Researchers at Carnegie Mellon University have recently refined the water desalination process, with graphene nanopores obtained using artificial intelligence.
"The ions are so tiny, and if you want to remove them, you need to either boil, evaporate, and condense the water, or push it through membranes full of very tiny pores," explained Barati Farimani, an assistant professor of mechanical engineering at Carnegie Mellon University. The current desalination and separation process is very energy and time inefficient. To combat this, Barati Farimani and his team have used artificial intelligence (AI) agents to design an improved method in a week that would likely take decades. "Ideally," he explained, "the best membrane should be one atom thick, such as graphene, a single-layer sheet."
However, the geometry of the nanopore has a significant effect on its performance, and it takes a long time to configure the most optimum nanoporous membrane. The AI agent would decide which atoms should be sequentially removed from this graphene membrane, creating the most efficient geometry of a pore for the desalination process.
"The most exciting thing that we found is that the geometry of the pores is fractal in its shape, showing that more perimeters are needed compared to the area of the pore in order to improve separation and desalination."
Their technology could heavily impact water desalination companies, separation technologies, and chemical engineering plants, among others.

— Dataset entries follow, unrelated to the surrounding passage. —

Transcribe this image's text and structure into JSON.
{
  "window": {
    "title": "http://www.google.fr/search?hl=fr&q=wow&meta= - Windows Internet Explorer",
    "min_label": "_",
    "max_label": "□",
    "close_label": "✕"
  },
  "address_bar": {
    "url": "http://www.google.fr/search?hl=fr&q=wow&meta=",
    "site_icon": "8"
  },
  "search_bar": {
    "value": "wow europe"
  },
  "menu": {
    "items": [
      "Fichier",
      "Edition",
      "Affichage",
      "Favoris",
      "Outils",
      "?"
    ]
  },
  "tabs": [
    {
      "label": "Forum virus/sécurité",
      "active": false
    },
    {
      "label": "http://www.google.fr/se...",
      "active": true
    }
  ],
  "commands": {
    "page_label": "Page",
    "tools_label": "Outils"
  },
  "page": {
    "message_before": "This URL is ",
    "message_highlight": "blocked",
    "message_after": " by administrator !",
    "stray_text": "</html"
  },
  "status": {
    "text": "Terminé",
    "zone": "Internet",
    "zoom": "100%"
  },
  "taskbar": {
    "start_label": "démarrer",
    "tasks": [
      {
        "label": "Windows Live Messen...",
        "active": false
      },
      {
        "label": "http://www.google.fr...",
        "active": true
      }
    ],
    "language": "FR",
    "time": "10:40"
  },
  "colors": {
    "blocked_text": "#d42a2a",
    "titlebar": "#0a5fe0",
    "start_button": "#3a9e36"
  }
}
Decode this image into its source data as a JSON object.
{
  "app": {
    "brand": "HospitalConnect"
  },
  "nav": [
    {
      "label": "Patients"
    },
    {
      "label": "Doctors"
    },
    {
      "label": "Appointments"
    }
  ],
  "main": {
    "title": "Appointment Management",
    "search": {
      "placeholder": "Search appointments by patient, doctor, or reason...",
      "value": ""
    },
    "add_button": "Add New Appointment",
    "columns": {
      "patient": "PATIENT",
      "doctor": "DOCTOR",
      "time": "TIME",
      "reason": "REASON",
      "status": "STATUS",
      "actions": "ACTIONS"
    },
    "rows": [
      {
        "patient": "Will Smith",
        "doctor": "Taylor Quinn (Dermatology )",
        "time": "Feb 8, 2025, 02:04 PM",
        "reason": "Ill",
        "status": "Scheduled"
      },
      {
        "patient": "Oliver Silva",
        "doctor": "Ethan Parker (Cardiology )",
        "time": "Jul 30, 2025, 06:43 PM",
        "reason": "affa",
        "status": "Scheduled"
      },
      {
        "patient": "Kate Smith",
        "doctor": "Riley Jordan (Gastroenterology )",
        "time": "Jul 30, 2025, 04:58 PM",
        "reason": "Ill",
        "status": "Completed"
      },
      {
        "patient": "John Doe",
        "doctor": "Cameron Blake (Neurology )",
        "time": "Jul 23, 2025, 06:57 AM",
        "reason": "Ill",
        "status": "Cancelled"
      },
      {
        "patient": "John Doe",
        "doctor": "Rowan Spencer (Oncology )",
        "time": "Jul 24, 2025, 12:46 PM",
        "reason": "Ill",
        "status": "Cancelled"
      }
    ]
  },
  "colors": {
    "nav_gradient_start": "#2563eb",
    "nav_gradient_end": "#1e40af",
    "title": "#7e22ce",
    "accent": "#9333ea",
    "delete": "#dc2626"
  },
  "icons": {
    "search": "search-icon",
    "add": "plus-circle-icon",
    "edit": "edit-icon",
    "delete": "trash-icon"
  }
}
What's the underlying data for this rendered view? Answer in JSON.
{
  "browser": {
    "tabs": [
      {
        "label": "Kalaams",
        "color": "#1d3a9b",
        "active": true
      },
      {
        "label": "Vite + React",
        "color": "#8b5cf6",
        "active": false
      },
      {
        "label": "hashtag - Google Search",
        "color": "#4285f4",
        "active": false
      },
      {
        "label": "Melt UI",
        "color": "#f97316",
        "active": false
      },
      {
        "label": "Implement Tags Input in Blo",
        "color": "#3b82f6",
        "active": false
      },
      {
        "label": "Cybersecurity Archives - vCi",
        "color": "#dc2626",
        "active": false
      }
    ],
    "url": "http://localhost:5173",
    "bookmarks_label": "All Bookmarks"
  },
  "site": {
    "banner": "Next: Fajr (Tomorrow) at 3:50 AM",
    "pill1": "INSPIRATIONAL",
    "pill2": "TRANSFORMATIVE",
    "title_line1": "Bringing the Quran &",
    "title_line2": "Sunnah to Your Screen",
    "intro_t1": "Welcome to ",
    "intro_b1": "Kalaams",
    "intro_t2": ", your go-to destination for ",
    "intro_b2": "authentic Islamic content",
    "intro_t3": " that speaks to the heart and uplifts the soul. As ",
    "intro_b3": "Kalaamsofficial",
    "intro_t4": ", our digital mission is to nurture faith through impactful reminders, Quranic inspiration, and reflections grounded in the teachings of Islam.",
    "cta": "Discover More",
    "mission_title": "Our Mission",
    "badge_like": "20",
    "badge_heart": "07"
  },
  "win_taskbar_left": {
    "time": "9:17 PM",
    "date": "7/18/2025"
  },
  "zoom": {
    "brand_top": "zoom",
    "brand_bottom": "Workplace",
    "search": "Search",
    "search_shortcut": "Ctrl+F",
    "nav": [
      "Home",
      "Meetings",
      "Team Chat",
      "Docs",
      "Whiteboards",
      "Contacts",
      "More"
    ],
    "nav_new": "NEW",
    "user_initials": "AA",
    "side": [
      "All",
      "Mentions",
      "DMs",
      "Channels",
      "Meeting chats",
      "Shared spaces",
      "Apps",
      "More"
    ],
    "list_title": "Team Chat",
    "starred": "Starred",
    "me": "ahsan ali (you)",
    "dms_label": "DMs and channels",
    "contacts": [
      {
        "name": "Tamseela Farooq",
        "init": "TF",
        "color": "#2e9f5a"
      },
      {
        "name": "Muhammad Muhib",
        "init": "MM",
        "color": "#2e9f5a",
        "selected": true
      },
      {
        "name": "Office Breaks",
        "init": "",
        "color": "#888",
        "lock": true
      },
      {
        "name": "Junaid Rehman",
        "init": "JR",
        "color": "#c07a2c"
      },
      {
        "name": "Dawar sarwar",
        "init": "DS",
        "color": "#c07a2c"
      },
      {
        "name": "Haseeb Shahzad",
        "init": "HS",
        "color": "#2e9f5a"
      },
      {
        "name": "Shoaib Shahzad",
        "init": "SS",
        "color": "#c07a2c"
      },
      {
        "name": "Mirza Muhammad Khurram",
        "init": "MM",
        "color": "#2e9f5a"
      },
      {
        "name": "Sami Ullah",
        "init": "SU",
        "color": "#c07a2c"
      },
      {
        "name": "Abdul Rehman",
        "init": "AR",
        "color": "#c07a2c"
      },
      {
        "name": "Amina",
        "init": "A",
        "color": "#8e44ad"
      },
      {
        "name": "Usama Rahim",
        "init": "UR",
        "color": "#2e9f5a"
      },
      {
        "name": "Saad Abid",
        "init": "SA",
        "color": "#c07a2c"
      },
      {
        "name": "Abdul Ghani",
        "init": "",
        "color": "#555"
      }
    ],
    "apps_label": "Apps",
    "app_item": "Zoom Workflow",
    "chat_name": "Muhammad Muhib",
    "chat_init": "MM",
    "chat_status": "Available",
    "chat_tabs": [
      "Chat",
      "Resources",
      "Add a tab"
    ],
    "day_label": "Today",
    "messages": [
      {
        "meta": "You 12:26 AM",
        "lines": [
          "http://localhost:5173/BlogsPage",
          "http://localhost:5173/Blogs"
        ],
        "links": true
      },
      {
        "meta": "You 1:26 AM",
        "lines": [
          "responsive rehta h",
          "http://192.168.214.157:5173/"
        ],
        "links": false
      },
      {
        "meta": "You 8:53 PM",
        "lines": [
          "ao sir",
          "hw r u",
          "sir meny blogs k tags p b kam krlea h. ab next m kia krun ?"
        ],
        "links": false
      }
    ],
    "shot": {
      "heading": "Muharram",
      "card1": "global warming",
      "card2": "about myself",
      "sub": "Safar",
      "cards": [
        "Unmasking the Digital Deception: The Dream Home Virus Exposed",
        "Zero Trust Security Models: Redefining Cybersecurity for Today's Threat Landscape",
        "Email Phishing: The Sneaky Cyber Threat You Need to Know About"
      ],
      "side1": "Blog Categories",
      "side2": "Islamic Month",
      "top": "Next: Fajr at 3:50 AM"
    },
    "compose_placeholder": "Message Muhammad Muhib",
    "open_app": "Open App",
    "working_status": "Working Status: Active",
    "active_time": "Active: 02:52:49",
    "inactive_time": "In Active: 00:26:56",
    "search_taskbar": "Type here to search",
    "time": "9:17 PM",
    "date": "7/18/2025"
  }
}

Barati Farimani believes that the research will also be a gamechanger for nanotechnology, which is heavily involved in the process, "The current optimization takes a long time and is very expensive. The AI agent will give instructions on how to design the membrane for the best outcome, saving days of experimentation."
Eventually, this technology could be used for other important removal processes in water, such as removing other harmful particles like viruses and bacteria from water.
The fundamental artificial intelligence agent will allow its users to determine the best membranes for desalination and separation, expanding its use across multiple disciplines. The codes have been made accessible for everyone and can be found online.